Heterogeneities in electricity grids strongly enhance non-Gaussian features of frequency fluctuations under stochastic power input

TL;DR

This study shows that heterogeneities in electricity grids significantly increase non-Gaussian frequency fluctuations caused by stochastic wind power input, especially at weakly connected nodes, impacting grid stability.

Contribution

It demonstrates how grid heterogeneities amplify non-Gaussian frequency fluctuations due to wind power injection, highlighting the importance of considering grid structure in stability analysis.

Findings

Non-Gaussian features are more pronounced at weakly connected nodes.

Heterogeneities in grid properties are essential for non-Gaussian fluctuation emergence.

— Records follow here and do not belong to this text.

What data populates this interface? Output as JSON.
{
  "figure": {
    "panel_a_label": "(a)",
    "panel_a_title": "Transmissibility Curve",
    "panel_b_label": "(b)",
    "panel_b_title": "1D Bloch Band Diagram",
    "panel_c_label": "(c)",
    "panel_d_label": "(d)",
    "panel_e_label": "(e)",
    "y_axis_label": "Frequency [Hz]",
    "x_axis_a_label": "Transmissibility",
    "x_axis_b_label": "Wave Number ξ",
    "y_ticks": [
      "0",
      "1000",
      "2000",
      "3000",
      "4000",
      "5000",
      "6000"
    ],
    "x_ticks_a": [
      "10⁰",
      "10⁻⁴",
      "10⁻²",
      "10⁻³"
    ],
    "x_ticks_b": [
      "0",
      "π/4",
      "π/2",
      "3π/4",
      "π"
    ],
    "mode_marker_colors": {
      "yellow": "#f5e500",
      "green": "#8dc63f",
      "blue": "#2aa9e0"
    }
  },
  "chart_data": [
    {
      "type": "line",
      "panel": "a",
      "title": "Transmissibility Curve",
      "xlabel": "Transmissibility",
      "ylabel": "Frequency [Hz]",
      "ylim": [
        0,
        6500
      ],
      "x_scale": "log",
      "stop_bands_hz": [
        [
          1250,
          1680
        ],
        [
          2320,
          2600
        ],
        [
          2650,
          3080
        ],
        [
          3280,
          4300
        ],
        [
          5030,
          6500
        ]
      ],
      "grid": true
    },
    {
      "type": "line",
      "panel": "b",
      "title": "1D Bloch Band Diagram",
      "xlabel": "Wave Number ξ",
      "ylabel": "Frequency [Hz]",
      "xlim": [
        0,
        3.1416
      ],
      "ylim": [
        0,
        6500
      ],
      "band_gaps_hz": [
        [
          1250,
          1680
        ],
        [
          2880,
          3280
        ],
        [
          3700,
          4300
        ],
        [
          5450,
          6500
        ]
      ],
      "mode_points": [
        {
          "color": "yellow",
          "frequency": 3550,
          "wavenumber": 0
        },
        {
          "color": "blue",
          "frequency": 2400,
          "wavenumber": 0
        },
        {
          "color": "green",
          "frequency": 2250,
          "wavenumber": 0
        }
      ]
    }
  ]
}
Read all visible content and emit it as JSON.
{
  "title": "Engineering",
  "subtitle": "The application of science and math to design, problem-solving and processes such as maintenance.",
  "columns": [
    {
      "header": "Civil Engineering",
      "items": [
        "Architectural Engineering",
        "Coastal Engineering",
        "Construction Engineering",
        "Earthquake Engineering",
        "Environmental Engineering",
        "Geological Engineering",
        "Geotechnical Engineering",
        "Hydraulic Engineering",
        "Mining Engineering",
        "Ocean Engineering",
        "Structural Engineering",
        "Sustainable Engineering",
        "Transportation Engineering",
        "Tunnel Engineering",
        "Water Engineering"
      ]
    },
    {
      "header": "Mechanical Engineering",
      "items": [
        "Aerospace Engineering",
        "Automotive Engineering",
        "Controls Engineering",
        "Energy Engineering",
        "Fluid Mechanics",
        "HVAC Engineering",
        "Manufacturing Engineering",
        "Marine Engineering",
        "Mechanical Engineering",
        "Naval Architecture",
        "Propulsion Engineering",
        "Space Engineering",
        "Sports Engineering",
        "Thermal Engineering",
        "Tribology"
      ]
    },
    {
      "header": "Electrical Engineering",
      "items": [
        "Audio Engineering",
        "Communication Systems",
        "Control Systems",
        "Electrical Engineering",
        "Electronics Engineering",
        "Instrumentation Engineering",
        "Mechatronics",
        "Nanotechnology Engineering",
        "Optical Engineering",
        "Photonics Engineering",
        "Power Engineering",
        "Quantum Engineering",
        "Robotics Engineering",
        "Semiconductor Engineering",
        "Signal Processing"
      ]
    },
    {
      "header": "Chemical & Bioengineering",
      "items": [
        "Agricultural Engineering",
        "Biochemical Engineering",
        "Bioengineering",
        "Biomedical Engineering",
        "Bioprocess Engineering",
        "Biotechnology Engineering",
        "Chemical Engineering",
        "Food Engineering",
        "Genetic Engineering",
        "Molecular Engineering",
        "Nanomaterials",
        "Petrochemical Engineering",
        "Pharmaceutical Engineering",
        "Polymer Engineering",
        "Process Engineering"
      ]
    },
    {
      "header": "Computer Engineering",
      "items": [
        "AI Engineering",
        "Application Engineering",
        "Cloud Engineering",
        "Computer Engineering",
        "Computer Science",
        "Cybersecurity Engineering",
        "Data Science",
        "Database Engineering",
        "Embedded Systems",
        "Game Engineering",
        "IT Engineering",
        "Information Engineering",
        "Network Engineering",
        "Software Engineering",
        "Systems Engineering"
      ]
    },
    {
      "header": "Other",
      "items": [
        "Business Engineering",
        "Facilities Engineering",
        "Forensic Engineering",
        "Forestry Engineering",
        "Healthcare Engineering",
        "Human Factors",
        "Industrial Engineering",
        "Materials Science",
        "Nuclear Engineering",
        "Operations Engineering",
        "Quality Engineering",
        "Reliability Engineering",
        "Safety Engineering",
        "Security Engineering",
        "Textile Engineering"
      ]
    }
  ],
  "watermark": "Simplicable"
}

Frequency fluctuation standard deviation scales linearly with wind power injection.

Abstract

Stochastic feed-in of fluctuating renewable energies is steadily increasing in modern electricity grids and this becomes an important risk factor for maintaining power grid stability. Here we study the impact of wind power feed-in on the short-term frequency fluctuations in power grids based on an IEEE test grid structure, the swing equation for the dynamics of voltage phase angles, and a series of measured wind speed data. External control measures are accounted for by adjusting the grid state to the average power feed-in on a time scale of one minute. The wind power is injected at a single node by replacing one of the conventional generator nodes in the test grid by a wind farm. We determine histograms of local frequencies for a large number of one-minute wind speed sequences taken from the measured data and for different injection nodes. These histograms exhibit a common type of shape, which can be described by a Gaussian distribution for small frequencies and a nearly exponentially decaying tail part. Non-Gaussian features become particularly pronounced for wind power injection at locations, which are weakly connected to the main grid structure. This effect is only present when taking into account the heterogeneities in transmission line and node properties of the grid, while it disappears upon homogenizing of these features. The standard deviation of the frequency fluctuations increases linearly with the average injected wind power.